Hypothesis / aims of study
Increased rates of post-operative events such as infection, bleeding, and incontinence associated with invasive techniques in patients previously treated for prostate cancer may influence BPH-associated LUTS treatment. In this analysis, we examine outcomes in patients with a prostate cancer diagnosis who were then treated with the minimally invasive PUL using the UroLift System.

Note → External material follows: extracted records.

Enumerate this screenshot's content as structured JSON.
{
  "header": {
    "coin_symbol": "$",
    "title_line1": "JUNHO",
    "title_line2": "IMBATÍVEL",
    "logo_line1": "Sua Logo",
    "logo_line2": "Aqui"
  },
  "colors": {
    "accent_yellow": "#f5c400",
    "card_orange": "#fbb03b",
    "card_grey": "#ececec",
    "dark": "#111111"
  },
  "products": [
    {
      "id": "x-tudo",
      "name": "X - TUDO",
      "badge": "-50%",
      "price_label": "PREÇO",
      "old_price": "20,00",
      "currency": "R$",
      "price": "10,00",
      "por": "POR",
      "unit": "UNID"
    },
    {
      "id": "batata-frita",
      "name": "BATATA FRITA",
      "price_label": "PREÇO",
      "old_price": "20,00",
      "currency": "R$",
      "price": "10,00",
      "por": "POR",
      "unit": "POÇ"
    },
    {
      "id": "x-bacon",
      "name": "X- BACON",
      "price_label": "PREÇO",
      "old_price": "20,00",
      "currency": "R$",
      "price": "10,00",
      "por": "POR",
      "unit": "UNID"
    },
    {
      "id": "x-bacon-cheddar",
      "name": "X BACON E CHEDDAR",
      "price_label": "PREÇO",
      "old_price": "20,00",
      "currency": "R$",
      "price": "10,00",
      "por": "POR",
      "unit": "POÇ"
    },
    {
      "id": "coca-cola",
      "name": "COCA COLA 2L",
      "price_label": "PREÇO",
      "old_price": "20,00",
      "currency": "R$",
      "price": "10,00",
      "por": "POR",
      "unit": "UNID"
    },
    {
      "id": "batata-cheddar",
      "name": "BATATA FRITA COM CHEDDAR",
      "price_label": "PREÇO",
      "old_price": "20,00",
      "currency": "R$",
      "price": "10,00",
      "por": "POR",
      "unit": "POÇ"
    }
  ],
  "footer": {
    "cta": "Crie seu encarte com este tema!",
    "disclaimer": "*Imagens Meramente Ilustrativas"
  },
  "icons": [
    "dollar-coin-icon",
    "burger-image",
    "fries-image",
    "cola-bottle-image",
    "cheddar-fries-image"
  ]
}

Study design, materials and methods
The Real-World Retrospective (RWR) database includes 3226 patients who underwent PUL after market clearance at 22 international sites. Patients were stratified according to those with a diagnosis of prostate cancer (n=138), those with prostate cancer who received any form of treatment (n=90), and those treated specifically with radiation (n=74). These groups were compared through 36 months post-PUL with patients without a cancer diagnosis (n=2174).
Results
5.2 years passed on average between prostate cancer diagnosis and PUL procedure. Compared to non-cancer patients, cancer patients were older (74 y.o. vs. 69 y.o.) and had significantly higher baseline PSA levels (4.0 vs. 2.3). All studied cohorts demonstrated similar improvements in IPSS, Qmax, QoL and PVR through 24 months post-PUL. Excluding standard of care catheterization, post-procedural catheter-free rates were similar between treated cancer, radiation-treated cancer, and non-cancer groups. Within 1 year of treatment, incontinence rates were 2.6% in the non-cancer group and 7.8% in the treated cancer group; 2 of 3 had ongoing urge incontinence at last contact and the remaining 4 resolved in 64 days on average. Most AEs occurred within 3 months after the procedure; no differences in rates of UTI, stricture, or hematuria were found between groups. Retreatment rates were 8.08 for all subjects, 7.29 for cancer patients, 6.66 for prostate cancer patients treated with radiation, and 8.23 for non-cancer patients per 100 patient years.
Interpretation of results
This analysis assessed outcomes of patients with prostate cancer who had a PUL procedure. All prostate cancer subgroups (diagnosed, treated, radiation-treated) improved similarly from baseline, with similar non-standard-of-care catheterization rates. Most adverse events were no different between those with baseline prostate cancer and those without, with the exception of increased incontinence in the treated cancer group, though most cases resolved in an average of 64 days post-PUL. In sum, real-world prostate cancer patients who underwent the PUL procedure experienced improvements and outcomes largely similar to non-cancer patients, without increased rates of most AEs or increased rate of retreatment.